Une lectrice m'écrit qu'elle a ouvert le livre alors qu'elle était déjà dans un autre : les deux styles se sont entrechoqués brutalement. J'ai tout arrêté pour dormir, dit-elle.

Momus ou les confidences d'un père.
Le livre s'ouvre brusquement. Passé la page de titre on tombe dedans. On ne peut plus se raccrocher.
On ne reviendra pas à ce qu'on faisait, à son i phone, à sa série, à ses news. C'est une autre vie.
C'est facile de mourir et renaître ailleurs. C'est la chance du livre, sa force, son privilège. Rien d'autre dans l'univers ne vous le fait. Rien d'autre n'a ce pouvoir.

Ce que vous voyez, qui a l'apparence d'un livre, ne l'est pas encore. Et beaucoup ne le seront jamais. C'est comme les graines, elles sont en latence. Il faudra que quelque chose lève la latence, et c'est plus ou moins mystérieux, ça peut venir de très loin, de très profond, comme un déséquilibre dans le sol, ou un rayon de soleil persistant, la neige qui a fondu lentement, une substance libérée après longue maturation. Le livre vous prend à son heure, ou à la vôtre, et vogue la galère.

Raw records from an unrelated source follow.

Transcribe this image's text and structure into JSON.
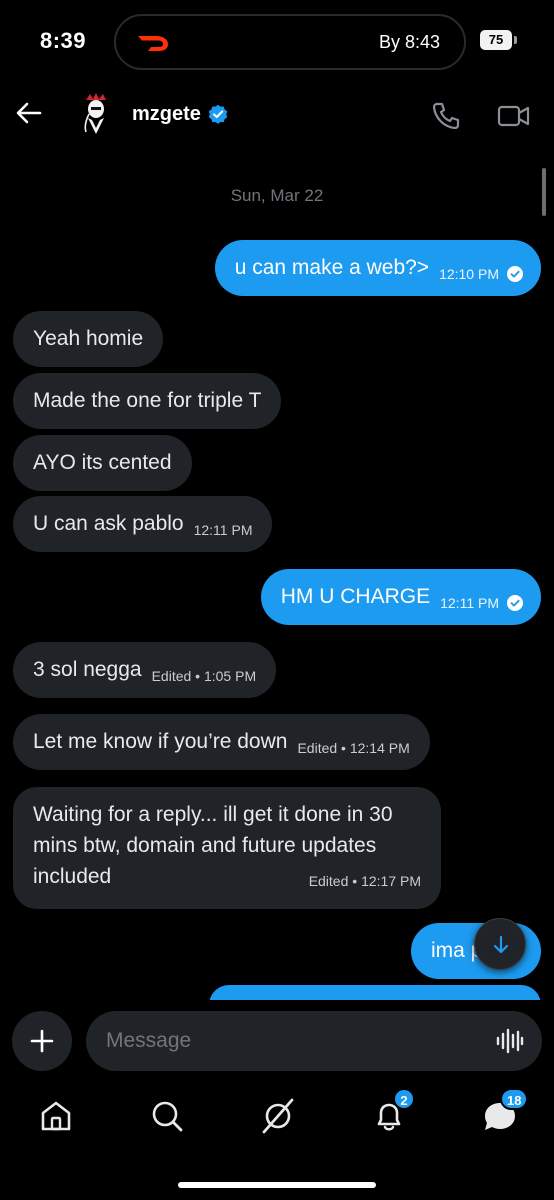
{
  "status_bar": {
    "time": "8:39",
    "live_activity_text": "By 8:43",
    "battery_level": "75"
  },
  "header": {
    "username": "mzgete",
    "verified": true,
    "accent_color": "#1d9bf0"
  },
  "conversation": {
    "date_separator": "Sun, Mar 22",
    "messages": [
      {
        "direction": "outgoing",
        "text": "u can make a web?>",
        "meta": "12:10 PM",
        "read": true
      },
      {
        "direction": "incoming",
        "text": "Yeah homie",
        "meta": ""
      },
      {
        "direction": "incoming",
        "text": "Made the one for triple T",
        "meta": ""
      },
      {
        "direction": "incoming",
        "text": "AYO its cented",
        "meta": ""
      },
      {
        "direction": "incoming",
        "text": "U can ask pablo",
        "meta": "12:11 PM"
      },
      {
        "direction": "outgoing",
        "text": "HM U CHARGE",
        "meta": "12:11 PM",
        "read": true
      },
      {
        "direction": "incoming",
        "text": "3 sol negga",
        "meta": "Edited • 1:05 PM"
      },
      {
        "direction": "incoming",
        "text": "Let me know if you’re down",
        "meta": "Edited • 12:14 PM"
      },
      {
        "direction": "incoming",
        "text": "Waiting for a reply... ill get it done in 30 mins btw, domain and future updates included",
        "meta": "Edited • 12:17 PM"
      },
      {
        "direction": "outgoing",
        "text": "ima p",
        "meta": ""
      }
    ]
  },
  "composer": {
    "placeholder": "Message"
  },
  "bottom_nav": {
    "items": [
      {
        "icon": "home-icon"
      },
      {
        "icon": "search-icon"
      },
      {
        "icon": "grok-icon"
      },
      {
        "icon": "notifications-icon",
        "badge": "2"
      },
      {
        "icon": "messages-icon",
        "badge": "18"
      }
    ]
  }
}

 A l'inverse, je peinais sur les premières lignes d'un manuscrit. Il ne chantait pas. Pas le moindre souffle de vent. Il était fixé au sol. Je ne tardais pas à comprendre que l'auteur avait piétiné sur le port avant de se décider pour un navire et d'embarquer. Ce temps aurait pu lui être fatal.
Les ports ne sont pas sûrs. Il faut savoir mettre le pied sur un livre.
Mais comment le dire à l'auteur, et pourquoi ?
Qu'il faut, aujourd'hui, que le livre soit plus fort que l'écran. Et qu'il gagne le combat dès les premières lignes...
Puis il faut qu'il tienne. Il faut qu'il puise sa force de lui-même, ne pas se laisser aller à celle de l'adversaire — un mot presque, peut suffire, une expression, peut décrocher.
Le rythme du livre — du corps combattant du livre — est lent, puissant, tenu comme un arbre dans une forêt — les écrans soubresautent, surgissent, vrombissent, tressautent, sillonnent le ciel.